2) To achieve success, IndyCar drivers often need several years of experience in that type of vehicle. Having gotten behind the wheel of an Indy car for the first time late last year, Johnson has just limited testing time and practice in reality, as well as virtual reality driving on a simulator, coming into Sunday’s race.

3) Johnson expects to race at least two years in the IndyCar Series. The plan originally was to race just street and road courses (13 out of 17 races this season), but he’s warming to the ideal of also doing ovals next season. That, of course, would likely mean he’d compete in the Indianapolis 500 for the first time – at the age of 46.

Photo credit: Chris Owens
Photo credit: Chris Owens

4) Logistically, obviously driving a NASCAR stock car and an Indy car are worlds apart. Will Johnson’s expedition into IndyCar reignite his performance and success? Or will he be just a guy with a flashy name and past recognition who is unable to translate his former career accomplishments into a different form of racing where the only similarity with NASCAR is cars in both series have four tires and a steering wheel?

5) Let’s face it, Johnson comes to IndyCar after the three worst seasons of his Cup career. Not only was his last win in mid-2017, he earned just 10 top-5 finishes in his last 114 Cup starts.

6) Realistic expectations are hard to predict. And how will Johnson be graded at the end of his first 13-race season? Will finishing in the top-15 (albeit missing four oval races, including the Indy 500) in the final standings be realistic? Or perhaps the top-20 – or worse?

7) For a guy who is sixth on NASCAR’s all-time wins list (83 victories), it’s still a stretch whether he can win a race in his first year in IndyCar. Even JJ admits that.

When asked by USA Today’s For The Win if winning a race in 2021 is a realistic goal, Johnson demurred: “I don’t feel like it is. I’m not saying it can’t happen … but I think in an all-out, shootout, heads-up race, I don’t see me being there this year.”

He then followed that comment up by readily admitting, “I’ve got a long way to go.”

Let’s face it, when was the last time Jimmie ever said he didn’t think he could win a race? Answer: never—at least up to this point.

In an interview on NBC’s Today Show on Thursday, Johnson said of his IndyCar debut:

“It’s much more different than I expected. … I grew up around IndyCar and Indy car racing on the west coast. That was my dream as a child, to race an Indy car. I had a chance to drive Fernando Alonzo’s Formula One car in 2018 and that was my first open-wheel experience and it just lit something inside of me and I’ve been pursuing it ever since.”

Photo credit: Chris Owens 2020
Photo credit: Chris Owens 2020

He then added about the end of his NASCAR career, “I really felt like I was tracking toward retirement, maybe some golf, whatever happens at that point. But that experience in 2018 was so impactful to me that I wanted to do more. And at that point, I started working towards this idea.”
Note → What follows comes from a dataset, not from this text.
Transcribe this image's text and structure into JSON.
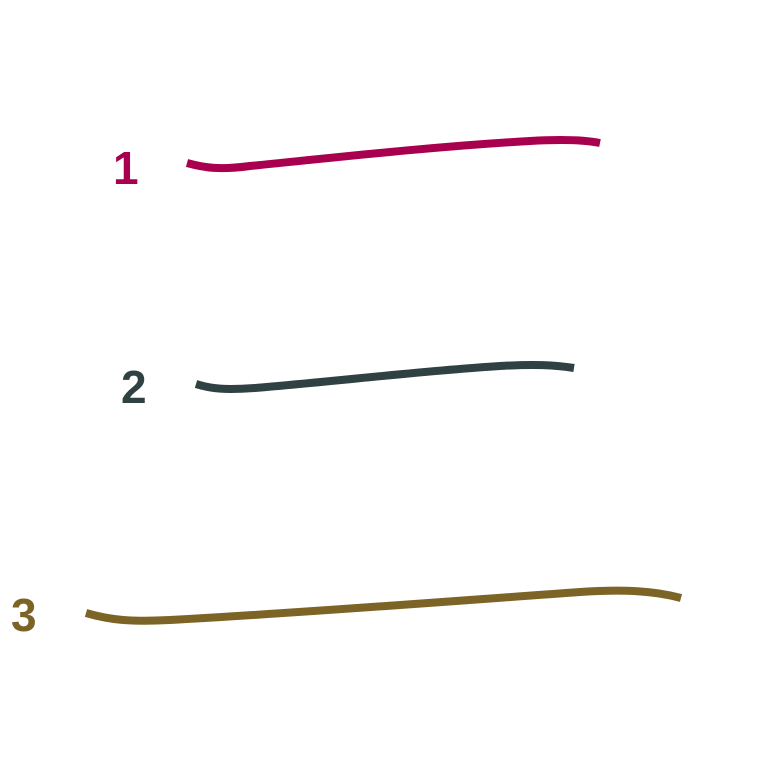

If this was anyone other than Jimmie Johnson—in other words, a 45-year-old IndyCar rookie—t would likely not generate the attention that “7-time” has.

Then again, if anyone CAN succeed in IndyCar at an advanced rookie age, it’s Johnson, too. Just don’t expect too much, too soon.

I know one thing for sure: While I’ll be cheering Johnson on, I, as well as I’m sure countless others, will be holding their breath Sunday when Johnson takes the green flag and drives into the left-leaning first turn.

If he escapes unscathed, he may just have a future ahead of him.